Dans la nuit d’hier mardi, 04 août 2020, Amadou Tafsir Diallo commerçant au quartier Sonfonia Manguébougni dans la commune de Ratoma, a été victime d’une attaque à main armée. Les assaillants au nombre de deux, ont agi à visage découvert en le battant à sang avant d’emporter une importe somme d’argent.

C’est dans les environs de 21 heures que les assaillants qui étaient armés d’un fusil de guerre ont fait irruption dans la boutique d’alimentation générale d’Amadou Tafsir Diallo, située au bord de l’autoroute Le Prince.

Interrogé, la victime qui a reçu plusieurs coups de croche sur la tête et deux dents arrachées, est revenu sur les faits.
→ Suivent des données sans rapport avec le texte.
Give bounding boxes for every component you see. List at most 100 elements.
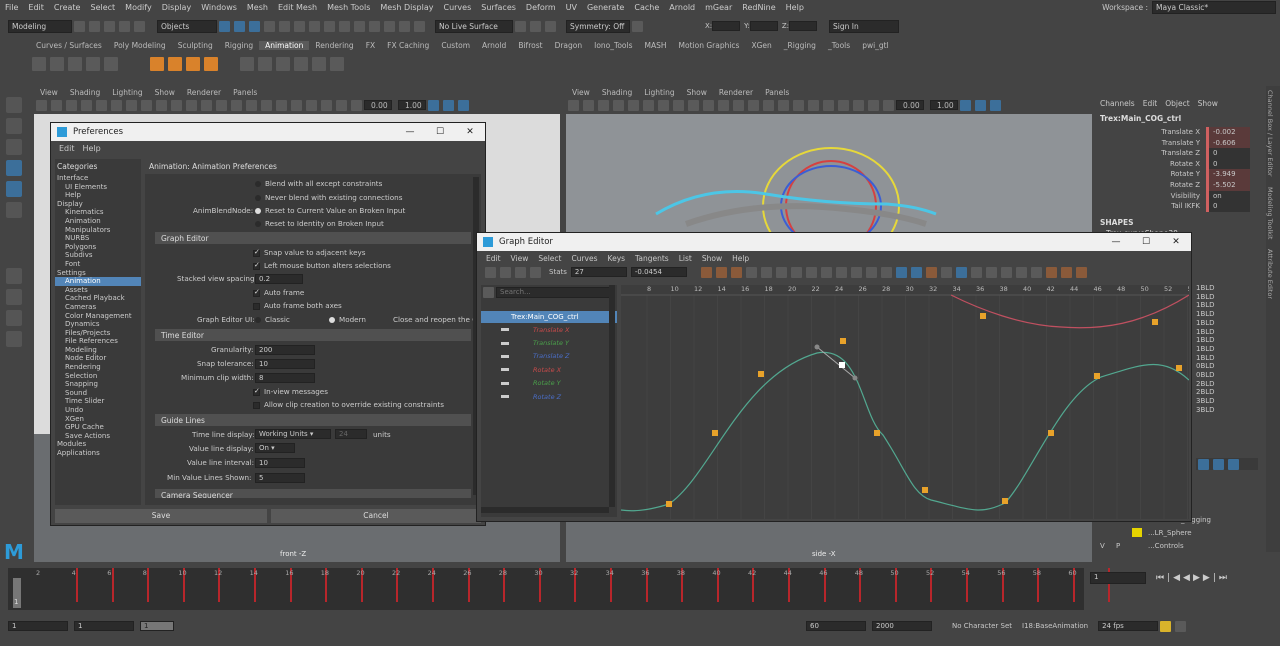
range-bar[interactable]: 1: [140, 621, 174, 631]
maximize-button[interactable]: ☐: [425, 127, 455, 137]
buffer-curve-icon[interactable]: [925, 266, 937, 278]
category-item[interactable]: Files/Projects: [55, 329, 141, 338]
shelf-tab[interactable]: Curves / Surfaces: [30, 41, 108, 50]
layer-playback[interactable]: P: [1116, 542, 1132, 550]
viewport-value-b[interactable]: 1.00: [398, 100, 426, 110]
outliner-attr[interactable]: Rotate X: [481, 363, 617, 376]
viewport-tool-icon[interactable]: [883, 99, 894, 111]
viewport-tool-icon[interactable]: [171, 99, 182, 111]
stacked-icon[interactable]: [1030, 266, 1042, 278]
viewport-tool-icon[interactable]: [823, 99, 834, 111]
category-item[interactable]: Manipulators: [55, 226, 141, 235]
viewport-tool-icon[interactable]: [778, 99, 789, 111]
menu-item[interactable]: Deform: [521, 3, 561, 12]
pref-menu-help[interactable]: Help: [79, 144, 105, 153]
save-button[interactable]: Save: [55, 509, 267, 523]
viewport-tool-icon[interactable]: [261, 99, 272, 111]
snap-value-checkbox[interactable]: Snap value to adjacent keys: [253, 248, 366, 257]
channel-value[interactable]: -5.502: [1206, 179, 1250, 191]
paint-tool-icon[interactable]: [6, 139, 22, 155]
mode-select[interactable]: Modeling: [8, 19, 72, 33]
time-editor-icon[interactable]: [1075, 266, 1087, 278]
graph-editor-section[interactable]: Graph Editor: [155, 232, 471, 244]
range-start2-field[interactable]: 1: [74, 621, 134, 631]
stats-frame-field[interactable]: 27: [570, 267, 627, 277]
category-item[interactable]: Time Slider: [55, 397, 141, 406]
pin-icon[interactable]: [632, 20, 643, 32]
category-item[interactable]: Modules: [55, 440, 141, 449]
shelf-joint-icon[interactable]: [186, 57, 200, 71]
mask-icon[interactable]: [309, 20, 320, 32]
playback-buttons[interactable]: ⏮|◀◀▶▶|⏭: [1156, 573, 1230, 583]
graph-view[interactable]: 8 10 12 14 16 18 20 22 24 26 28 30 32 34 36 38 40 42 44 46 4…: [621, 285, 1189, 519]
menu-item[interactable]: Create: [49, 3, 86, 12]
viewport-menu-item[interactable]: Renderer: [713, 88, 759, 97]
category-item[interactable]: Settings: [55, 269, 141, 278]
snap-curve-icon[interactable]: [369, 20, 380, 32]
channel-box-menu-item[interactable]: Object: [1161, 99, 1193, 108]
lock-icon[interactable]: [339, 20, 350, 32]
shelf-tab[interactable]: Bifrost: [512, 41, 548, 50]
category-item[interactable]: XGen: [55, 415, 141, 424]
shelf-tool-icon[interactable]: [104, 57, 118, 71]
layout-four-icon[interactable]: [6, 289, 22, 305]
category-item[interactable]: Font: [55, 260, 141, 269]
graph-menu-item[interactable]: Show: [697, 254, 727, 263]
flat-tangent-icon[interactable]: [805, 266, 817, 278]
layer-color-swatch[interactable]: [1132, 528, 1142, 537]
cancel-button[interactable]: Cancel: [271, 509, 481, 523]
snap-grid-icon[interactable]: [354, 20, 365, 32]
menu-item[interactable]: File: [0, 3, 23, 12]
shelf-joint-icon[interactable]: [204, 57, 218, 71]
viewport-tool-icon[interactable]: [703, 99, 714, 111]
layout-two-icon[interactable]: [6, 310, 22, 326]
viewport-menu-item[interactable]: Show: [149, 88, 181, 97]
channel-row[interactable]: Visibility on: [1096, 190, 1258, 202]
menu-item[interactable]: Windows: [196, 3, 242, 12]
viewport-tool-icon[interactable]: [458, 99, 469, 111]
layer-move-icon[interactable]: [1213, 458, 1224, 470]
channel-value[interactable]: 0: [1206, 201, 1250, 212]
category-item[interactable]: UI Elements: [55, 183, 141, 192]
shelf-constraint-icon[interactable]: [330, 57, 344, 71]
allow-clip-checkbox[interactable]: Allow clip creation to override existing…: [253, 400, 444, 409]
shelf-tab[interactable]: Rigging: [219, 41, 259, 50]
viewport-tool-icon[interactable]: [443, 99, 454, 111]
menu-item[interactable]: Generate: [582, 3, 629, 12]
time-slider[interactable]: 2 4 6 8 10 12 14 16 18 20 22 24 26 28 30 32 34 36 38 40 42 44…: [8, 568, 1111, 610]
frame-selection-icon[interactable]: [715, 266, 727, 278]
shelf-tool-icon[interactable]: [68, 57, 82, 71]
pre-infinity-icon[interactable]: [985, 266, 997, 278]
outliner-icon[interactable]: [6, 331, 22, 347]
category-item[interactable]: Cached Playback: [55, 294, 141, 303]
category-item[interactable]: Cameras: [55, 303, 141, 312]
close-button[interactable]: ✕: [1161, 237, 1191, 247]
graph-menu-item[interactable]: Keys: [603, 254, 631, 263]
sign-in-button[interactable]: Sign In: [829, 19, 900, 33]
character-set[interactable]: No Character Set: [952, 622, 1012, 630]
viewport-tool-icon[interactable]: [126, 99, 137, 111]
clamped-tangent-icon[interactable]: [775, 266, 787, 278]
filter-icon[interactable]: [483, 286, 494, 298]
move-key-icon[interactable]: [485, 266, 496, 278]
category-item[interactable]: Kinematics: [55, 208, 141, 217]
range-end-field[interactable]: 60: [806, 621, 866, 631]
outliner-attr[interactable]: Rotate Y: [481, 377, 617, 390]
menu-item[interactable]: Modify: [120, 3, 157, 12]
category-item[interactable]: Dynamics: [55, 320, 141, 329]
minimize-button[interactable]: —: [395, 127, 425, 137]
viewport-tool-icon[interactable]: [718, 99, 729, 111]
stacked-field[interactable]: 0.2: [255, 274, 303, 284]
category-item[interactable]: Modeling: [55, 346, 141, 355]
open-scene-icon[interactable]: [89, 20, 100, 32]
outliner-attr[interactable]: Translate Z: [481, 350, 617, 363]
category-item[interactable]: Selection: [55, 372, 141, 381]
trax-icon[interactable]: [1060, 266, 1072, 278]
anim-layer[interactable]: I18:BaseAnimation: [1022, 622, 1088, 630]
viewport-tool-icon[interactable]: [336, 99, 347, 111]
category-item[interactable]: Help: [55, 191, 141, 200]
viewport-tool-icon[interactable]: [141, 99, 152, 111]
shelf-tab[interactable]: Custom: [435, 41, 476, 50]
outliner-attr[interactable]: Translate X: [481, 323, 617, 336]
viewport-tool-icon[interactable]: [658, 99, 669, 111]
« Deux jeunes se sont introduits subitement dans le magasin et nous sommes restés trois à l’intérieur. Ils ont fait sortir une arme de guerre automatique et m’ont demandé où se trouve l’argent. Directement, un d’entre eux a commencé à dire tire sur lui, il parlait en Poular. Nous avons commencé à se battre et c’est en ce moment que l’autre m’a tapé sur la tête avec le fusil et un coup au niveau de la bouche. J’ai perdu deux dents et je suis tombé. Et comme son ami disait de tirer, je n’ai pas voulu résister pour ne pas qu’on me tue. Ils ont cassé le coffre-fort en prenant l’argent qui était dedans mais aussi la vente du jour. Il y avait une moto garée au bord de la route, sur ça ils sont montés pour aller vers la T8. L’argent pris se chiffrait environ à 10 millions de francs guinéens », a relaté la victime Amadou Tafsir Diallo.

Désemparé par cette attaque, Amadou Tafsir Diallo qui voulait s’installer définitivement au pays après un long moment à l’extérieur, dit regretter son retour à cause du banditisme grandissant en Guinée.

« Je me suis promené un peu et je voulais m’installer définitivement chez moi. Mais, comme la sécurité fait défaut c’est vraiment difficile. Si les autorités pouvaient assurer la sécurité de la population, le reste là, on pouvait faire nous-mêmes. S’il n’y a pas de sécurité, on ne peut rien faire », regrette-t-il.

Ensuite, notre interlocuteur soutient que les attaques à main armée sont fréquentes dans la zone. Car dit-il « ça ne fait pas longtemps, il y a un ami à la T8 du nom d’Abdourahamane qui avait été victime d’attaque ».

Après cette attaque, les autorités du quartier et celles de la police ont été informées. Et, une plainte contre X a été déposée par la victime.